リーエが放った一本の矢は放物線を描きサシャの頰を掠めた。

そしてサシャが放った矢はリーエのボウガンの弦を切り裂き地面に刺さった。

 

「なかなかやるじゃない・・・!」

 

頰から垂れる血を手で拭いボウガンを再装填した。

 

「ラビット! これを!」

 

フィリスから投げ渡されたガンケースにはMk12 MOD1 SPRが納められおり急いで装填しその方向に数発撃ち返した。

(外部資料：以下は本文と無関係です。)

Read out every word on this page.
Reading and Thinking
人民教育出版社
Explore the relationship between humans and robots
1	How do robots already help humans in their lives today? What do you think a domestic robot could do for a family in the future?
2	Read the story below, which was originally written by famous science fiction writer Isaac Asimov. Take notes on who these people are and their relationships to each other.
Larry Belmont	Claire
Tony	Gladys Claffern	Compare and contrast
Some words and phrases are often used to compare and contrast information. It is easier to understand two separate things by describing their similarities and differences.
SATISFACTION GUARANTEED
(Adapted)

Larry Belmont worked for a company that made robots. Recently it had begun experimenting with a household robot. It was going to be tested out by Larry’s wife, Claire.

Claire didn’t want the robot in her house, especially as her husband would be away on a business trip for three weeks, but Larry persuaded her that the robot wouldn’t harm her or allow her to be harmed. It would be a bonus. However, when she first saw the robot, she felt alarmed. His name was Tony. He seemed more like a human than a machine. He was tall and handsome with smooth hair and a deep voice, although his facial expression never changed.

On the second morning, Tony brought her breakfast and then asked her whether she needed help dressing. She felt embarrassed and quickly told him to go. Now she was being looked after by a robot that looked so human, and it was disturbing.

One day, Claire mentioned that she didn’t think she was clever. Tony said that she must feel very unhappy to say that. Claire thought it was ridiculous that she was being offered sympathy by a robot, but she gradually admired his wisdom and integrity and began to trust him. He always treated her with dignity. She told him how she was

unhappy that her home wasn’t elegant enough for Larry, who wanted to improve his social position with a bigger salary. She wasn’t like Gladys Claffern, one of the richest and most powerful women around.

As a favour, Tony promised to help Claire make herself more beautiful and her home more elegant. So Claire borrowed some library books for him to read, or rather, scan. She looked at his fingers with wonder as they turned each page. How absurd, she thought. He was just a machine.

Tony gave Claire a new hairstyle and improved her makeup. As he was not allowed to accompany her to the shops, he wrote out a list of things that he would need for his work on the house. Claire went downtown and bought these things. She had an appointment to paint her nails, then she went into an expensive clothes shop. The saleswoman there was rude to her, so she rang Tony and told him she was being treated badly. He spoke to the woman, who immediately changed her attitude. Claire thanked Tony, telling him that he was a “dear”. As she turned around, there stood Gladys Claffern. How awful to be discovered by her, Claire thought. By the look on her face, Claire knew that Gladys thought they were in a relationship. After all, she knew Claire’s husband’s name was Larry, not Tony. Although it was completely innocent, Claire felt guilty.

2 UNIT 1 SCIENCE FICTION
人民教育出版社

すると一瞬女の叫び声が聞こえた、サシャが脇腹と足に銃弾を受けたが反撃に再び矢が飛んでくるとラビットの腕に刺さってしまう。

 

勢い余ってライフルを飛ばしてしまった。

するとセナのエネミーサーチに敵が4名かかった。

残りの取り巻き、そして魔法が解け姿を現したサシャだった。

 

「3方向からくる! フィリス! ラビット!」

 

フィリスが剣で1人を倒し、ラビットが2人をMk25で殺した。

そして敵のサシャがボウガンに矢を装填し始める、爆裂の魔法石を付与した特製の弓だった。

 

「じゃあね・・・楽しかったわよ!!!」

 

「リーエ!!」

 

ラビットがMk12をリーエに投げ渡し慌ててリーエがキャッチした。

 

「狙いを合わせて引き金を絞れッ!!!」

 

「終わりよ!!!」

 

サシャが装填を終わらせトドメを刺そうとした時だった。

 

鬱蒼とした風が無くなった山奥の森に星の灯りが差し込むとリーエが覗く光学照準器によって映し出される高倍率の光景の先にサシャがいた。

長年培って来たボウガンの腕、夜目が効く目、スナイパー向けの正しい姿勢、正しい引きつけ、そして引き金を絞り、銃弾は放たれた。

 

弾丸は高速で銃口から飛び出してまっすぐ狙い通りにサシャの頭を貫く。

頭を弾丸で貫かれ脳漿が飛び散りサシャは仰け反り倒れ込もうとしたが、ボウガンの引き金が、引かれた。

 

ボウガンの射線が真下を向き爆裂の魔法石が付与された弓が地面に向かって放たれる。

何重にも付与を施された魔法石の矢の威力はサシャの死体をも消しとばし、周りの木々をなぎ倒すほど強い勢いの爆風にラビット達は

襲われた。

 

爆風に見舞われながらも全員立ち上がり月もない空を見上げた。

腕のケガを押さえるラビット。

土埃を払いながら立ち上がるセナとフィリス。

そして泥や血、土埃も払わずに力強くMk12を握りしめて立っているリーエ。

 

勝ったのだ。

 

ラビット達はあの激闘の中闘い、ついにサシャ率いる暗殺部隊を全滅させ、勝った。